How Hacker Democracy Works in India - aravindc
http://hackerstreet.in/item?id=13431
http://imgur.com/HRuWz
======
aravindc
Check this: <http://hackerstreet.in/item?id=13431> And today,
<http://imgur.com/HRuWz>

If you didn't know HackerStreet India is HackerNews wannabe for India.

The issue is on HackerStreet India, I have been now and then raising my voice
against arbitrary down votes for disagreement, editing of submission titles by
editors <http://hackerstreet.in/item?id=13218> and communication by some
members via backchannels on what I should post or not to post (since I have
good Karma)

Today I received a threat email from one of the moderators asking me plainly
to keep quiet because they were running it much before I was a member and that
they will "hell" ban me if I continue such "violations" and challenging me to
start a new community like HackerStreet. This is after I posted an Ask
question on How to fight spam which the moderator said was off-topic and I
countered him as you will see in the disccusion.
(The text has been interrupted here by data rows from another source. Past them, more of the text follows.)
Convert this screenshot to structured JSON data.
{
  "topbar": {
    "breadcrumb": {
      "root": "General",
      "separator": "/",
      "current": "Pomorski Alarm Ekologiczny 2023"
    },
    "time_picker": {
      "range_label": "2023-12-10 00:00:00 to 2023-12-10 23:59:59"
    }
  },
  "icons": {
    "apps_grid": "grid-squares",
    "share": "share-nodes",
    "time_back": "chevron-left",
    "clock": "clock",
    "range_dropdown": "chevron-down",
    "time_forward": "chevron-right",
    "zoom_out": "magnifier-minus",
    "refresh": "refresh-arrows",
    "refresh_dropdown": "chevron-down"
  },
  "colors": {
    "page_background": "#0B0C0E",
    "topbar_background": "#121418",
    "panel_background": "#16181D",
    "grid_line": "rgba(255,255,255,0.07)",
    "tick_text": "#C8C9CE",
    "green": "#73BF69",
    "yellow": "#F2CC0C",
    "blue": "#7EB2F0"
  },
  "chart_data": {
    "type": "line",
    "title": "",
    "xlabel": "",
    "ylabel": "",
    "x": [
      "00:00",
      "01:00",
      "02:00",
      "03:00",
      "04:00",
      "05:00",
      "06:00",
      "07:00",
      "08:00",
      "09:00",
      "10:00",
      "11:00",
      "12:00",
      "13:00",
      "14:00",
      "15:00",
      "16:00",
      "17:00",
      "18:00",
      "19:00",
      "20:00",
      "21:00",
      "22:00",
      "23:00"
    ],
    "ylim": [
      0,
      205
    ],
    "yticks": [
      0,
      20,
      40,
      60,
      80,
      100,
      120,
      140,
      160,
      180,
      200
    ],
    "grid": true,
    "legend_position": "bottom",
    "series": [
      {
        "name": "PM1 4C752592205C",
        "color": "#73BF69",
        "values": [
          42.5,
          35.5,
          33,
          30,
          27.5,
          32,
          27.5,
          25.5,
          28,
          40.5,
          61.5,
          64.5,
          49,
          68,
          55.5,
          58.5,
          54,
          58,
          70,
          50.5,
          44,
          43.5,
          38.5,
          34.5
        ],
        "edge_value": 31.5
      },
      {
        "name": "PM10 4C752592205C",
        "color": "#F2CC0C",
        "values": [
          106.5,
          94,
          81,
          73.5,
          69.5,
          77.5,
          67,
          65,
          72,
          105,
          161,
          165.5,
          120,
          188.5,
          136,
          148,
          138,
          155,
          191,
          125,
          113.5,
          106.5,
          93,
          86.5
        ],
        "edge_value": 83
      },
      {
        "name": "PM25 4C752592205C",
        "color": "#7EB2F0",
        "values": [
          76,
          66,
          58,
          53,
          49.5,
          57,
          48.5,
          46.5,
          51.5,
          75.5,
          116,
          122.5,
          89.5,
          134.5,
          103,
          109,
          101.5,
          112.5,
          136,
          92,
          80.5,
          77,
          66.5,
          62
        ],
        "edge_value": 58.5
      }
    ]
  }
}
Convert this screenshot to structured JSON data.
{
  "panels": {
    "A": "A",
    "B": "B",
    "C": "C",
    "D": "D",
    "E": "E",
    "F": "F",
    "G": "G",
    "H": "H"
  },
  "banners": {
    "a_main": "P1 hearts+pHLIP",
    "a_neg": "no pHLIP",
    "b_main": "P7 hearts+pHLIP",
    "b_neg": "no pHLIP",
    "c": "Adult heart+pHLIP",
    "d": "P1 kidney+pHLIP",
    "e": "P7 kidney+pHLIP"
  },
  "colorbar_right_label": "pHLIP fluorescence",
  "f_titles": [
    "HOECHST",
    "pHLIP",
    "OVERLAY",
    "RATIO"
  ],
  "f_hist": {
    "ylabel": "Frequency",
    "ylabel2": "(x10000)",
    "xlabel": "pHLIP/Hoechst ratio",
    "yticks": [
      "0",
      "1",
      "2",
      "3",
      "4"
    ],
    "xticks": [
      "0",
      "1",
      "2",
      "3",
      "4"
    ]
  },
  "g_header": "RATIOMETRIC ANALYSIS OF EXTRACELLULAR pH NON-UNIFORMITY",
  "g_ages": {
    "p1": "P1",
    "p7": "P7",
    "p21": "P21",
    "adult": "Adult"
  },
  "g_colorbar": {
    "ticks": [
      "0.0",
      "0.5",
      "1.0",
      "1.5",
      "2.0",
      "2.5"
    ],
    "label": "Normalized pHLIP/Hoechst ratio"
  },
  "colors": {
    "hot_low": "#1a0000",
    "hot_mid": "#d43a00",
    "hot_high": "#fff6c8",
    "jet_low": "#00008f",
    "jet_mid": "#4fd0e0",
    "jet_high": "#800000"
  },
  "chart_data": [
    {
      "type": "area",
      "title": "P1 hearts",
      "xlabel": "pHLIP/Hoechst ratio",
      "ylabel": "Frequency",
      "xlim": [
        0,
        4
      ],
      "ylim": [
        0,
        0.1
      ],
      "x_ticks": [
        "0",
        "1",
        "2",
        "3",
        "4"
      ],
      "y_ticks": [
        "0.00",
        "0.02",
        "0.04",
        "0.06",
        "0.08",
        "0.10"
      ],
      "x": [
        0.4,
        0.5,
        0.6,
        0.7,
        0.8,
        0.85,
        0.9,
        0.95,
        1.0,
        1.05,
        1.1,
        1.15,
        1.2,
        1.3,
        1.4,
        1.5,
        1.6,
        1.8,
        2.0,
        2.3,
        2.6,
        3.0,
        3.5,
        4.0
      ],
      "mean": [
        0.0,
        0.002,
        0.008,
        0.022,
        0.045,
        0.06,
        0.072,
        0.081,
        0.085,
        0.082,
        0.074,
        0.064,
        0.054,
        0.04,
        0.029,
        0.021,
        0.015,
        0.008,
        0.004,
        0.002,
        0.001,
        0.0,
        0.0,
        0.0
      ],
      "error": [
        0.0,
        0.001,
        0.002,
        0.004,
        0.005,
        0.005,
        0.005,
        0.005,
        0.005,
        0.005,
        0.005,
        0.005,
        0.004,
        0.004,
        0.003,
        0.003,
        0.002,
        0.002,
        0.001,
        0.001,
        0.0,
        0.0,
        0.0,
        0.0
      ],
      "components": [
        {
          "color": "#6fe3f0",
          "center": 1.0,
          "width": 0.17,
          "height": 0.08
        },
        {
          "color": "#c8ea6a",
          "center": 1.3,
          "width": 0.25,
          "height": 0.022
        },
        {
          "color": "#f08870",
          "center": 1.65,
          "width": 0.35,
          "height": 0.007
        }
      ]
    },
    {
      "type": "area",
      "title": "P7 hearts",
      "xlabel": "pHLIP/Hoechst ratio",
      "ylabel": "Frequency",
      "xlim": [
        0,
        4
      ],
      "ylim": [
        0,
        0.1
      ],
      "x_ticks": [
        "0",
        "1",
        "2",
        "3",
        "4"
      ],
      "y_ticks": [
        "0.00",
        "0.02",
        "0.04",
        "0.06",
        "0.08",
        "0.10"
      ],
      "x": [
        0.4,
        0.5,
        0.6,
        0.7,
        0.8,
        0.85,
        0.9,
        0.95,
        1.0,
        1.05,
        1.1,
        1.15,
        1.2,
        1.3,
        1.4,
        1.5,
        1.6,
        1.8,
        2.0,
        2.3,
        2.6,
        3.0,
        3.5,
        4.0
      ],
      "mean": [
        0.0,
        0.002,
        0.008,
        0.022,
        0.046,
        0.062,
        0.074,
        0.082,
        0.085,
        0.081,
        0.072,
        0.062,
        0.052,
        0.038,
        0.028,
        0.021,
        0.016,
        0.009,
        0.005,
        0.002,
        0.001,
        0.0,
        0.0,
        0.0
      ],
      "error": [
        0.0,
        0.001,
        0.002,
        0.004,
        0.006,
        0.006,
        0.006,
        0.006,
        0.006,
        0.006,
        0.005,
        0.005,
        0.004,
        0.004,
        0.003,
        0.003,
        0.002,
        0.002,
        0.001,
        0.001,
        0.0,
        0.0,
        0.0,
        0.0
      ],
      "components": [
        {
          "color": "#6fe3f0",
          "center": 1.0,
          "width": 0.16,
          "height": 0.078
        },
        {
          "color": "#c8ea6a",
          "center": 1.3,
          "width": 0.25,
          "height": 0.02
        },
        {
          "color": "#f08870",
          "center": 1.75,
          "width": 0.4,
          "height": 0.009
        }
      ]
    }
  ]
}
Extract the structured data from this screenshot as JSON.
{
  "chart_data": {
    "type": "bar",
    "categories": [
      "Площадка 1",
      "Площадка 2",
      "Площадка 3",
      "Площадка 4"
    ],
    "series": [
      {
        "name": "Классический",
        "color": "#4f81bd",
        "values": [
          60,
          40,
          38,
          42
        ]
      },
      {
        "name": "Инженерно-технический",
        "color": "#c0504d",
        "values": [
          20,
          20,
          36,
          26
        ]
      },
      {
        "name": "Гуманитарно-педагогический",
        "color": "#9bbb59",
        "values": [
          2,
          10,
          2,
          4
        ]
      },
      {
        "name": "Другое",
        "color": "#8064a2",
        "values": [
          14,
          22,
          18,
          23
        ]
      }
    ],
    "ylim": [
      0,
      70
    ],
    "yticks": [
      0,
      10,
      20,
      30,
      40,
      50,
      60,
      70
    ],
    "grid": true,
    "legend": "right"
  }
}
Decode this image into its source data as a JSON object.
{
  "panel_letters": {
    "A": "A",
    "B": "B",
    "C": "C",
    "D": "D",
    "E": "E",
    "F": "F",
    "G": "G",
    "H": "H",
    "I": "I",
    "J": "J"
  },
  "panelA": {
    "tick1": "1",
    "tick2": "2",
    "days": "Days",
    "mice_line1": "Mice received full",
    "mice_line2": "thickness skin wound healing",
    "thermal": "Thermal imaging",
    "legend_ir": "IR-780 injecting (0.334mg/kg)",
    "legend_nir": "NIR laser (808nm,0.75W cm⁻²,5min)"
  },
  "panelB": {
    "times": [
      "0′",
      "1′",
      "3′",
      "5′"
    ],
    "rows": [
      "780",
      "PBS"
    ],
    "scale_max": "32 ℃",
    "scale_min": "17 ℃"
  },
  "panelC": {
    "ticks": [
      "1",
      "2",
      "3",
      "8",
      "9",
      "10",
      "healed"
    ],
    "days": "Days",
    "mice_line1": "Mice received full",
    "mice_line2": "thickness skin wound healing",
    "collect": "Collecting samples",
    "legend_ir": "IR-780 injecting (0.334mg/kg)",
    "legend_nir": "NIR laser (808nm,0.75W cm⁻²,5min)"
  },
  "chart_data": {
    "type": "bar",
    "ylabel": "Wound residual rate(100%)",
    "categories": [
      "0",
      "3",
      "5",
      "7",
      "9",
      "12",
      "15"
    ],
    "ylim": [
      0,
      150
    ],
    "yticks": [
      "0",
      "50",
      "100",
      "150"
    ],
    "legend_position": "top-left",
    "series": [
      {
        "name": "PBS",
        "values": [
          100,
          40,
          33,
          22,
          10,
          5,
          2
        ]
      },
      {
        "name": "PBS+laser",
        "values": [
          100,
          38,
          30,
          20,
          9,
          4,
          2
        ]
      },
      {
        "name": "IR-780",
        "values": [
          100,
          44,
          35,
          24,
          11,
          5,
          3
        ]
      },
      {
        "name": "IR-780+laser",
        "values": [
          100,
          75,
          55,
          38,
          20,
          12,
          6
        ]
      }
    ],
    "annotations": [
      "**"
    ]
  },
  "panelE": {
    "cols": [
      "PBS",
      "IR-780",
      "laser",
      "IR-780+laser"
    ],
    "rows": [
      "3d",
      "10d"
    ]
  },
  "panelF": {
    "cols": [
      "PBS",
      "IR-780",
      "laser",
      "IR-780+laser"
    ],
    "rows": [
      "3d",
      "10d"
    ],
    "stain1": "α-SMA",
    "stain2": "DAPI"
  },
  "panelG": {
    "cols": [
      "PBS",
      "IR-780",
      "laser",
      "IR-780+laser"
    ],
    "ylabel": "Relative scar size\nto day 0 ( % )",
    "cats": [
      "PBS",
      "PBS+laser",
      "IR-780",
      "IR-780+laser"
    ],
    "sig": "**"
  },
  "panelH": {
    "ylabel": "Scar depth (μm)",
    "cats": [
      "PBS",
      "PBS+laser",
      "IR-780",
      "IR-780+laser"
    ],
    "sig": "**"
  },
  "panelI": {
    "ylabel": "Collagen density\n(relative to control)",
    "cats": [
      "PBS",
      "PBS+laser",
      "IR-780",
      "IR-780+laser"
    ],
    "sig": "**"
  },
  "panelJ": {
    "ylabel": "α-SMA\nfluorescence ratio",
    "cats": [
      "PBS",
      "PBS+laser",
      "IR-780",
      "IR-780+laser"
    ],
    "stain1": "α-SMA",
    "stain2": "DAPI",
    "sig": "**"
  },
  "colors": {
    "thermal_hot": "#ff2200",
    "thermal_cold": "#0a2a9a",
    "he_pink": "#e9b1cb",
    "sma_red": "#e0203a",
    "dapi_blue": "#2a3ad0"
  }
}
I really wanted to show you guys in America and rest of the World how
democracy in India works with this example. When you go to vote, you will be
told by Thugs whom to vote. If you raise a voice against the mafia with deep
political connections, you will be threatened at your door for your life. And
if you don't play along with seniors, powerfuls and others, whatever your
business may be, you will be outcast and made to repent!